Mr. Cuomo grew up in the Queens neighborhood of South Jamaica, where the family had moved and opened a grocery store.
Like many other little Italian-American kids born in the U.S.A., to parents who did not speak English, Mario spoke only Italian until he entered grade school. That is why Mario’s oratorical skills were all the more amazing and inspiring.
Mario Cuomo, the former three-term Governor of N.Y., was the first Italian-American to be elected Governor of New York and served longer that any other of his 51 predecessors except Nelson Rockefeller.
Mario Cuomo grew up in New York City at the heights of the Depression. From the N.Y. public schools, he went on to graduate summa cum laude from St. John’s University in 1953 and finished at the top of his class at St. John’s School of Law in 1956.

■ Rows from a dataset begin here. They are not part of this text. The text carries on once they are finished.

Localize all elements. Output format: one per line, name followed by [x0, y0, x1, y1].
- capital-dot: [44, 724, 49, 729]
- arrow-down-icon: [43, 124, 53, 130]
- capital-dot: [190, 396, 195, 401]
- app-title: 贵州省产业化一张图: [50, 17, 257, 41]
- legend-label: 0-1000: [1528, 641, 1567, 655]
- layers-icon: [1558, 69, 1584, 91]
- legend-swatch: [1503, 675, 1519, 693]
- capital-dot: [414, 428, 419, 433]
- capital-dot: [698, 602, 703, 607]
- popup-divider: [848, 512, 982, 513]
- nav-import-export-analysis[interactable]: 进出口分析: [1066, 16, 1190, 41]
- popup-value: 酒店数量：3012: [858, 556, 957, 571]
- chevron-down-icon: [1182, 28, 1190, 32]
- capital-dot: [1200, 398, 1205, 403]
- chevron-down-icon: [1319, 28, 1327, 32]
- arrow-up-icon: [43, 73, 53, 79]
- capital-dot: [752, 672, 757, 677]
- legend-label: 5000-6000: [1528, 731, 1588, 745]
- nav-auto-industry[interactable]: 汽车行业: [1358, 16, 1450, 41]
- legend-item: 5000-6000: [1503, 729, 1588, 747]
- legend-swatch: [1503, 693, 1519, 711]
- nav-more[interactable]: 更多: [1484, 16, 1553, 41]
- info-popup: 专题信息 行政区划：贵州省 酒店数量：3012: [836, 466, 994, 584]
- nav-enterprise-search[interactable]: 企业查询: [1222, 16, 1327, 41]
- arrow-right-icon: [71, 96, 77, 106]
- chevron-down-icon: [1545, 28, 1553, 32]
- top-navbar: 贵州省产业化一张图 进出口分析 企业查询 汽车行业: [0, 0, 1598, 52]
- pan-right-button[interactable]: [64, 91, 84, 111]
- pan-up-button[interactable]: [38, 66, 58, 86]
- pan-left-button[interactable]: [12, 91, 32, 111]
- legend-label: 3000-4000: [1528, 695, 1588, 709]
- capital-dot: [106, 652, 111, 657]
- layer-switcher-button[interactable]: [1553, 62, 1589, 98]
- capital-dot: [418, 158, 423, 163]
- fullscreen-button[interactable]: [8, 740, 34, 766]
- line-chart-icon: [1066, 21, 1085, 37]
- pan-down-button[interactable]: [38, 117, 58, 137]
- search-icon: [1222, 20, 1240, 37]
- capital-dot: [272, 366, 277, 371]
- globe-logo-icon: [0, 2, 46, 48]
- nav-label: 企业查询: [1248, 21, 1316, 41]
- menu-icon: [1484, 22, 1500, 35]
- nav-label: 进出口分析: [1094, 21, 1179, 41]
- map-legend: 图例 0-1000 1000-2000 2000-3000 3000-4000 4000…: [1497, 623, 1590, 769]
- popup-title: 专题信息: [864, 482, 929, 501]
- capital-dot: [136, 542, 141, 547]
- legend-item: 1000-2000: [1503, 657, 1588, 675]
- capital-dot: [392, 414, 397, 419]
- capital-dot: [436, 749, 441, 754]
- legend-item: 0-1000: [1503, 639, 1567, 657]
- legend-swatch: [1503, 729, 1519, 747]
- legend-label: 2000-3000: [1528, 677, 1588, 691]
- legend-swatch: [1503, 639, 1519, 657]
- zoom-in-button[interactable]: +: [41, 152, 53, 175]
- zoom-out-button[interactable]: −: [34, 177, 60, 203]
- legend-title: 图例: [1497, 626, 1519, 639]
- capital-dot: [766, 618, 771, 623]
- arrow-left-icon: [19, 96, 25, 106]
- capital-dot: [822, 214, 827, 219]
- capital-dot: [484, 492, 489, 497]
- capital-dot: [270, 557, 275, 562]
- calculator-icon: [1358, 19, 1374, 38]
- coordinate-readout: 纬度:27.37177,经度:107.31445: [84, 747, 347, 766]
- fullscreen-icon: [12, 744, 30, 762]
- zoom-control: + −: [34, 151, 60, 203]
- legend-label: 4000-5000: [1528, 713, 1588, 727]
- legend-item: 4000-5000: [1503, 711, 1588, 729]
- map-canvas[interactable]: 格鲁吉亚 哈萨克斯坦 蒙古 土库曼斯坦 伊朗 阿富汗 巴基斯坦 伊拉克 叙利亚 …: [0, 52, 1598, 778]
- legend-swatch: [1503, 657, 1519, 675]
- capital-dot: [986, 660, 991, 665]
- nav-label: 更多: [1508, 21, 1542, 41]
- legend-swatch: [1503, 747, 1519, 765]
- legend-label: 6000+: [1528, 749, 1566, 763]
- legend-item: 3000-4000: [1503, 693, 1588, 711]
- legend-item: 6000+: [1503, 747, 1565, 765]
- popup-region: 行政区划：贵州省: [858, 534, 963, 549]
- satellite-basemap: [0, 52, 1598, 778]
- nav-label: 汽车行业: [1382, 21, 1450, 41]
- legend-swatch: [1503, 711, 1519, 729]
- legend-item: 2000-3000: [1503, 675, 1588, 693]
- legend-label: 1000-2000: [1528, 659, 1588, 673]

After leaving office he continued to practice law and work for public policy through lectures, media appearances and his books, Reason to Believe, The New York Idea, An Experiment in Democracy, published in 1993, tells the story of the Empire State, Lincoln on Democracy, a 1990 volume Cuomo co-edited, is a compilation of speeches, writings and conversations of Abraham Lincoln that has been translated into Hebrew, Polish and Japanese.
   Mario was a tenacious debater and a spellbinding speaker. He delivered the key-note address at the 1984 Democratic National Convention in San Francisco, the year Geraldine Ferraro was his party nominee, along with former Vice President Walter Mondale. Seizing on Reagan’s description of America as a “shining city on hill”, he portrayed the President as unaware of impoverished Americans.
   “Mr. President,” he said, “you ought to know that this nation is more a ‘tale of two cities’ than it is just a ‘shining city on a hill’. “
   Mario Cuomo was the husband of Matilda Raffo Cuomo, a woman of great warmth, and the father of Andrew Cuomo, who was inaugurated for a second term as Governor of New York just  hours before his father, Mario, died at home in Manhattan from heart failure at age 82.